Project

Yolocaust: Is It Appropriate to Take Selfies at a Place of Memory

Shahak Shapira, a German Jew, noticed that a Holocaust Memorial in Berlin is often used as selfie decorations. To show that it is not exactly appropriate, he took the photographs from social networks and combined them with archive images from Nazi death camps.

Shahak Shapira is a German Jew. He left Tel Aviv at the age of 14. For many years, he observed how a Holocaust Memorial in Berlin, visited by over 10,000 people daily, becomes a background for tourist photographs. And many of them smile, juggle objects, show acrobatic tricks, and after that publish the photographs on social networks, with captions such as ‘jumping on dead Jews’, ‘what an incredible place’, or ‘pose — no problem’.

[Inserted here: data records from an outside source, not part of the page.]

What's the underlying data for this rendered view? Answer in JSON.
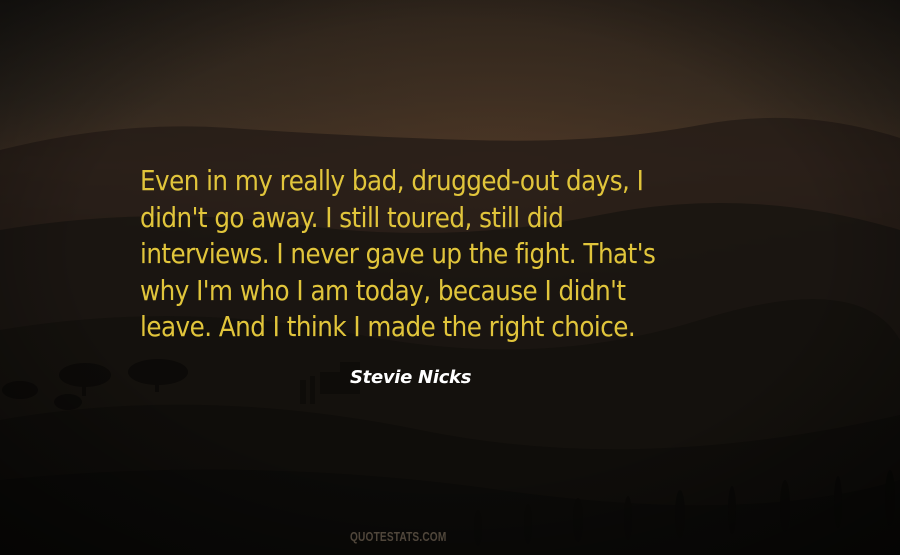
{
  "quote": {
    "lines": [
      "Even in my really bad, drugged-out days, I",
      "didn't go away. I still toured, still did",
      "interviews. I never gave up the fight. That's",
      "why I'm who I am today, because I didn't",
      "leave. And I think I made the right choice."
    ]
  },
  "author": {
    "name": "Stevie Nicks"
  },
  "watermark": {
    "text": "QUOTESTATS.COM"
  },
  "colors": {
    "quote_text": "#e1c53b",
    "author_text": "#ffffff",
    "watermark_text": "#8a7a66",
    "sky_top": "#1c1915",
    "sky_glow": "#4a3626",
    "hills_dark": "#0a0907"
  }
}
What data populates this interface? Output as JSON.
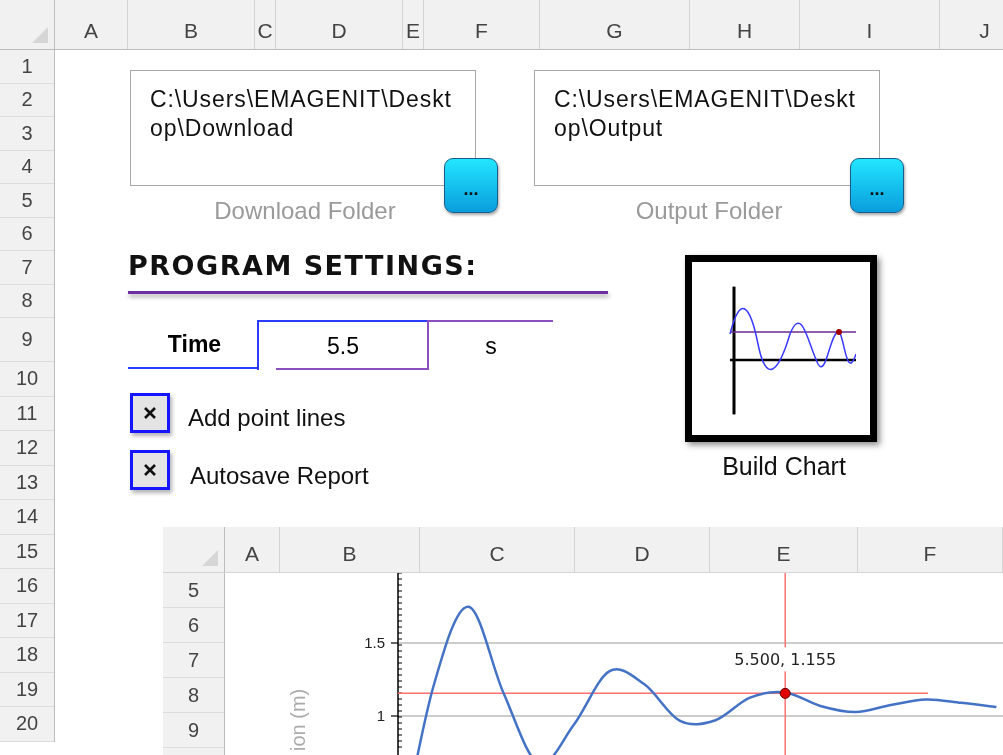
{
  "sheet": {
    "columns": [
      "A",
      "B",
      "C",
      "D",
      "E",
      "F",
      "G",
      "H",
      "I",
      "J"
    ],
    "rows": [
      "1",
      "2",
      "3",
      "4",
      "5",
      "6",
      "7",
      "8",
      "9",
      "10",
      "11",
      "12",
      "13",
      "14",
      "15",
      "16",
      "17",
      "18",
      "19",
      "20"
    ]
  },
  "folders": [
    {
      "path": "C:\\Users\\EMAGENIT\\Desktop\\Download",
      "button": "...",
      "caption": "Download Folder"
    },
    {
      "path": "C:\\Users\\EMAGENIT\\Desktop\\Output",
      "button": "...",
      "caption": "Output Folder"
    }
  ],
  "settings": {
    "title": "PROGRAM SETTINGS:",
    "time": {
      "label": "Time",
      "value": "5.5",
      "unit": "s"
    },
    "checkboxes": [
      {
        "label": "Add point lines",
        "checked": true
      },
      {
        "label": "Autosave Report",
        "checked": true
      }
    ]
  },
  "build_chart": {
    "label": "Build Chart"
  },
  "embedded_sheet": {
    "columns": [
      "A",
      "B",
      "C",
      "D",
      "E",
      "F"
    ],
    "rows": [
      "5",
      "6",
      "7",
      "8",
      "9"
    ],
    "chart": {
      "axis_title": "ion (m)",
      "y_tick_labels": [
        "1.5",
        "1"
      ],
      "point_label": "5.500, 1.155"
    }
  }
}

Yolocaust project is Shapira’s answer to the behavior of the visitors of the memorial that he thinks is inappropriate. He combined tourists’ selfies with archive photographs from German concentration camps. As a result, the juggler ends up in a mass grave, and two men are jumping not over the blocks of concrete, but over a pile of dead bodies.

“It wouldn’t have been so bad if the selfies were good. But the poses they are striking are not appropriate. Would you do yoga in a cemetery?” Shahak says in one of the interviews.

It wouldn’t have been so bad if the selfies were good. But the poses they are striking are not appropriate. Would you do yoga in a cemetery?

If after seeing the collages anyone would feel ashamed about their photographs, the author promises to delete them from the project.